Innowatorem w tym specyficznym świecie postanowił być ku naszemu zdziwieniu Carles Puyol (taa, my też obstawiałyśmy Jacka), który na co dzień, ( jeśli akurat nie umieszcza fotek kozy, którą chciał kupić na wakacjach ), wydaje się raczej dość spokojnym użytkownikiem twittera, unikającym słitfociarskich ekscesów . A przynajmniej był nim, do niedzielnego popołudnia, gdy skuszony niewyjaśnionymi siłami opublikował na swoim profilu to oto poniższe intrygujące zdjęcie.

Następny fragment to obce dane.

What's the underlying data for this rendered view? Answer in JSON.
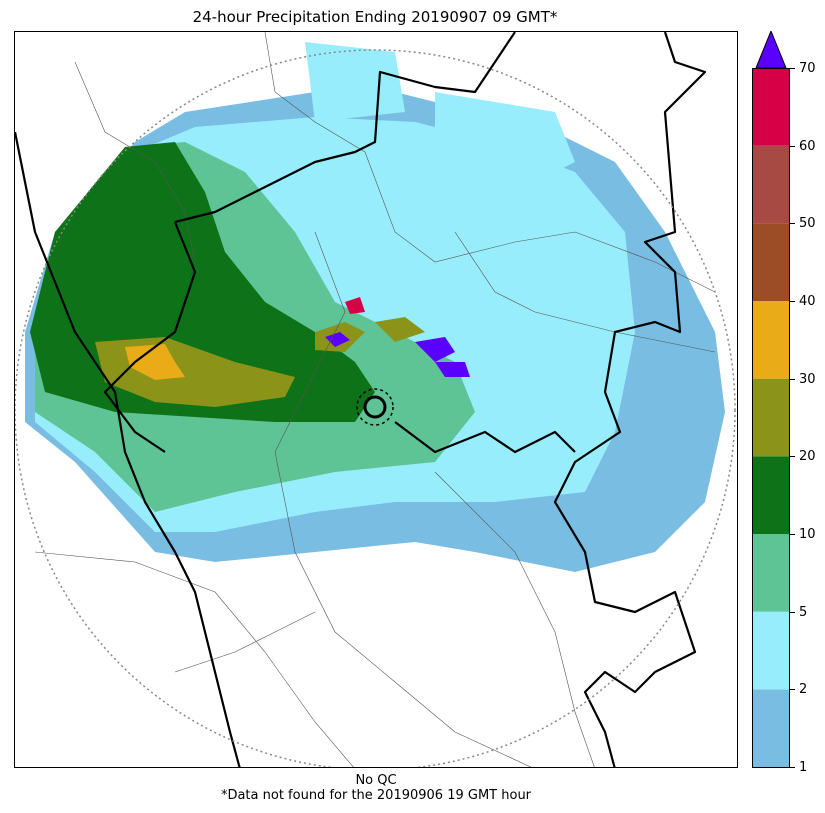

Podpis pod nim (w wolnych tłumaczeniu google translate) brzmi: Udany dzień. Wczoraj przyniosłem ze sobą piłkę do domu.
I teraz przechodzimy do naszej tytułowej zagadki i pytamy się Was, drogie dziewczęta: WTF?! Oraz: co?gdzie?kiedy?dlaczego?po co nam to pokazuje?. I najważniejsze: czy naprawdę chcemy znać odpowiedzi na którekolwiek z tych pytań.
Podnosimy wzrok ku górze, jeszcze raz patrzymy na ów kawałek puyolowego ciała i stwierdzamy: nie, nie chcemy. Zdecydowanie.
Czasem lepsza jest błoga nieświadomość.